We have very good experience with Redis so we wanted to give it a shot and see if we can create a node.js module that provides the additional features we were looking for from a full fledged message bus, on top of those provided by Redis.

Node-busmq Is Born

We ended up with node-busmq, a node.js module with the following features:

  • Event based message queues
  • Event based bi-directional channels for peer-to-peer communication (backed by message queues)
  • Reliable delivery of messages (AKA Guaranteed Delivery)
  • Persistent Publish/Subscribe
  • Federation capabilities over distributed data centers
  • Auto expiration of queues after a pre-defined idle time
  • Scalability through the use of multiple redis instances and node processes
  • High availability through redis master-slave setup and stateless node processes
  • Tolerance to dynamic addition of redis instances during scale out
  • Fast

To make the comparison with RabbitMQ as fair as possible, we setup a machine running 4 redis servers, one redis per core. Unlike RabbitMQ, redis is single threaded and therefore can only utilize one CPU. We connected the 4 node.js processes to all of the 4 redis servers.

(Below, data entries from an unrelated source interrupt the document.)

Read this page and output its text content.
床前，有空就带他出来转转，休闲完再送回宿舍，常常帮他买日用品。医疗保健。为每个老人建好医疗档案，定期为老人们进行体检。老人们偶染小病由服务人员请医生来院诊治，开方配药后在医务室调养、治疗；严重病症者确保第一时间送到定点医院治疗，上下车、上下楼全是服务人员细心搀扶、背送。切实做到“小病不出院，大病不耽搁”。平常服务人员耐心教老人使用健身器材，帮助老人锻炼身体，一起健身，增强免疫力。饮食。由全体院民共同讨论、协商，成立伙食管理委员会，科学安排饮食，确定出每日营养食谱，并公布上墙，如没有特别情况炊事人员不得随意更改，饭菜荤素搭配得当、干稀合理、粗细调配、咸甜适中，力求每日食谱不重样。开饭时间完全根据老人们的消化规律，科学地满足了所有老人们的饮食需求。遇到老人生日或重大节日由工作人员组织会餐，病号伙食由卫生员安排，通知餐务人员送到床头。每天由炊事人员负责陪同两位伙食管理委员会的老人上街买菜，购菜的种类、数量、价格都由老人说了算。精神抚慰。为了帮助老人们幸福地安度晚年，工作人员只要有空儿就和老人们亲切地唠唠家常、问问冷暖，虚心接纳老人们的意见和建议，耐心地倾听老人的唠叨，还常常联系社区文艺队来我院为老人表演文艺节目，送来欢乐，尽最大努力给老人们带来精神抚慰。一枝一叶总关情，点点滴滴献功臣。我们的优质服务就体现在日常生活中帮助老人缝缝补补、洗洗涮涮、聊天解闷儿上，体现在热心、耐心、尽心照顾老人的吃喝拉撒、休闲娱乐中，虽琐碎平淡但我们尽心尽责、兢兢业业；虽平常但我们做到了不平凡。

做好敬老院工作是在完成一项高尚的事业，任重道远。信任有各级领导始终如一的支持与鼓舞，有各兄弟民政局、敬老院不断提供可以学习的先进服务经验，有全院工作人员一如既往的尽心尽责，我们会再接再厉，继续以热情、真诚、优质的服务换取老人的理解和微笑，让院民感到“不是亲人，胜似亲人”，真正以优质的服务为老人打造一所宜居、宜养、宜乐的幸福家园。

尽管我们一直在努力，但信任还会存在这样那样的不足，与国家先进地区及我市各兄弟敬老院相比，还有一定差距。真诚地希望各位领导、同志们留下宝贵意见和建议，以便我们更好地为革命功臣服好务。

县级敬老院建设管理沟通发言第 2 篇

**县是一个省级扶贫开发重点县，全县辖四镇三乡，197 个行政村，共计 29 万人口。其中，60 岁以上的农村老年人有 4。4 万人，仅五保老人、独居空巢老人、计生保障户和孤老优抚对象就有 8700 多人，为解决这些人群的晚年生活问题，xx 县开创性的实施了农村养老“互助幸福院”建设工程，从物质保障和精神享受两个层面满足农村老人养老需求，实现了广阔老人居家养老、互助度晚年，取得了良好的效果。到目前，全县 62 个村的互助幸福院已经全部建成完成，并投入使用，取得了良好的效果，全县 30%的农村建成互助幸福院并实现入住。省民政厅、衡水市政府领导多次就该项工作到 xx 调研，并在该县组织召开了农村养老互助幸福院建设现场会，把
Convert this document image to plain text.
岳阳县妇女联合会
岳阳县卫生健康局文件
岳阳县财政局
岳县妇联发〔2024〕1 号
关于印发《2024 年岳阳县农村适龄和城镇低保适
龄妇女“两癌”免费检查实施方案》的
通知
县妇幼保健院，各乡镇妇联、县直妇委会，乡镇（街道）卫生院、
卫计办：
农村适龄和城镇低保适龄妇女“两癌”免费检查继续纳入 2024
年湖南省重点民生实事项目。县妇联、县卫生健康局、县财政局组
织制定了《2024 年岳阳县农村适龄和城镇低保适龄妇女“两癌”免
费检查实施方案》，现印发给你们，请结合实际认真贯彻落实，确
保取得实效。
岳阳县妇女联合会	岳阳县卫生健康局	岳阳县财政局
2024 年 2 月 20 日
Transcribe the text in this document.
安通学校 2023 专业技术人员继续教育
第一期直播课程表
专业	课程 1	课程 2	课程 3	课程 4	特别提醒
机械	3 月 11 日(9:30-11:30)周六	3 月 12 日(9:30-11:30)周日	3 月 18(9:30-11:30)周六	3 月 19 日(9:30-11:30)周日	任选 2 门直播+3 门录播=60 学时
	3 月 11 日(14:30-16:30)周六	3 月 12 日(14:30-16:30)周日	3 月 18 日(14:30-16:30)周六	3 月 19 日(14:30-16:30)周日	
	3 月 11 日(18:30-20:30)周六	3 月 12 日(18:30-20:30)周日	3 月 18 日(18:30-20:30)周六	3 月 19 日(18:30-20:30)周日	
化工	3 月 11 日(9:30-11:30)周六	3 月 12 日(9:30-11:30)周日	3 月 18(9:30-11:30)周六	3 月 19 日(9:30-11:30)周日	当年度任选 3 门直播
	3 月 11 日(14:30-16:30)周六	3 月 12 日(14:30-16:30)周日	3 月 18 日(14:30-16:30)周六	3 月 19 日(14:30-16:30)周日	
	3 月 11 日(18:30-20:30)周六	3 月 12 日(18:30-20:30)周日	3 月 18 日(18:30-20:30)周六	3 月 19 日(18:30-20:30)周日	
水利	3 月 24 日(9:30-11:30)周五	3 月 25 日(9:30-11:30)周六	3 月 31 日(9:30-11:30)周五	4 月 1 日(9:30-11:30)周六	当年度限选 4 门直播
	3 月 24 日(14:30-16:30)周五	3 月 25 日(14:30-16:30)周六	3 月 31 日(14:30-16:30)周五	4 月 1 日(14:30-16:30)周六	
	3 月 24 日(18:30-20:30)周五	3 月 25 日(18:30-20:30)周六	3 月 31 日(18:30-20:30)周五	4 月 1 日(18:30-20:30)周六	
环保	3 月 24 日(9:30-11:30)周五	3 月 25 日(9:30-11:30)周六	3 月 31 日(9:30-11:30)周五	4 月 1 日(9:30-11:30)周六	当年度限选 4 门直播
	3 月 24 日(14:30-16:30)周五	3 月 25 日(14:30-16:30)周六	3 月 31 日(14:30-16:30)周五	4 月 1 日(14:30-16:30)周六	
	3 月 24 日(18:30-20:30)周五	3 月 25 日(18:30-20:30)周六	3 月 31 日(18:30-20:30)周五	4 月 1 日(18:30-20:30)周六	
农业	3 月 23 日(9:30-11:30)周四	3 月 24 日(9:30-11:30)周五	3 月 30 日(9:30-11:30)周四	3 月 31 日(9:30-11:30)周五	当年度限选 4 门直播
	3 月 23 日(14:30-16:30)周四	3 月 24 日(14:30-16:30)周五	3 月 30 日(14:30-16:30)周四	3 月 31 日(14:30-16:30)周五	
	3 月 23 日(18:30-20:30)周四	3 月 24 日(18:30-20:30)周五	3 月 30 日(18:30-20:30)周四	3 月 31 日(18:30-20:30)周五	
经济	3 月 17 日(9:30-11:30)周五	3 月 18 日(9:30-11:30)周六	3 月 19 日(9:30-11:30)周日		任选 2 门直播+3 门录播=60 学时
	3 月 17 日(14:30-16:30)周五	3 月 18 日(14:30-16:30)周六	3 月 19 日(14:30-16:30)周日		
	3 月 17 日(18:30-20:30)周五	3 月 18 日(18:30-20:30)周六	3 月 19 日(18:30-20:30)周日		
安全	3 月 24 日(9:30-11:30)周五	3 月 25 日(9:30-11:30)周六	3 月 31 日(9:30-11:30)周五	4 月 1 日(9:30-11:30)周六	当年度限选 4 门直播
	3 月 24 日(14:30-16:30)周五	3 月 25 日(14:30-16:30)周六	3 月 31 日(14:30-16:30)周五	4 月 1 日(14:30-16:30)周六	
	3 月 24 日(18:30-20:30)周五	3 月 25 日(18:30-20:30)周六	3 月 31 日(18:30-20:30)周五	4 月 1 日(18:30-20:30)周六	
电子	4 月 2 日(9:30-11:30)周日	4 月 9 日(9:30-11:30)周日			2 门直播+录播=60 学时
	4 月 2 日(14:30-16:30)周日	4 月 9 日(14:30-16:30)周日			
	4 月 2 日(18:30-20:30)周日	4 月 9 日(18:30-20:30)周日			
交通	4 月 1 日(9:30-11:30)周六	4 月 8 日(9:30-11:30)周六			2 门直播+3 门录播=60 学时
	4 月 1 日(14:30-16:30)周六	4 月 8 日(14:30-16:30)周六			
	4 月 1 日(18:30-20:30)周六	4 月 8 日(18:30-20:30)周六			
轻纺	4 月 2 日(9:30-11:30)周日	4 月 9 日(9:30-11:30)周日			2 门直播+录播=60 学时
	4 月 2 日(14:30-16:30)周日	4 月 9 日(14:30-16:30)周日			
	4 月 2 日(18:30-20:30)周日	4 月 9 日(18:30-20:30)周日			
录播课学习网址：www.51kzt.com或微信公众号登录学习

Running the same benchmark at maximum throughput with node-busmq yielded 10K messages per second. Not the whopping 60K RabbitMQ demonstrated, but much more importantly, messages flowed at a stable rate.

All Aboard The Message Bus

Oh, and node-busmq scales linearly, so doubling the number of node.js processes doubles the throughput.

Final Words

We’ve been using the new relay (with node-busmq) in production for a few weeks now and know that the investment we made in this module is paying off. We’re in the midst of deploying the new relay to additional data centers around the world; we’re using geo-based DNS routing to connect users to the closest physical relay, taking advantage of node-busmq’s built-in federation capabilities to reach the runtime agent. As the new relay is rolled out to more and more customers, we expect to see improvement in both performance and reliability.

About the Author

Nadav Fischer

Nadav Fischer is senior software developer at Capriza. He began his career at Mercury Interactive and later HP. His areas of expertise include backend architecture, security and performance. He's a strong believer in open source, and actively contributes to the open source community.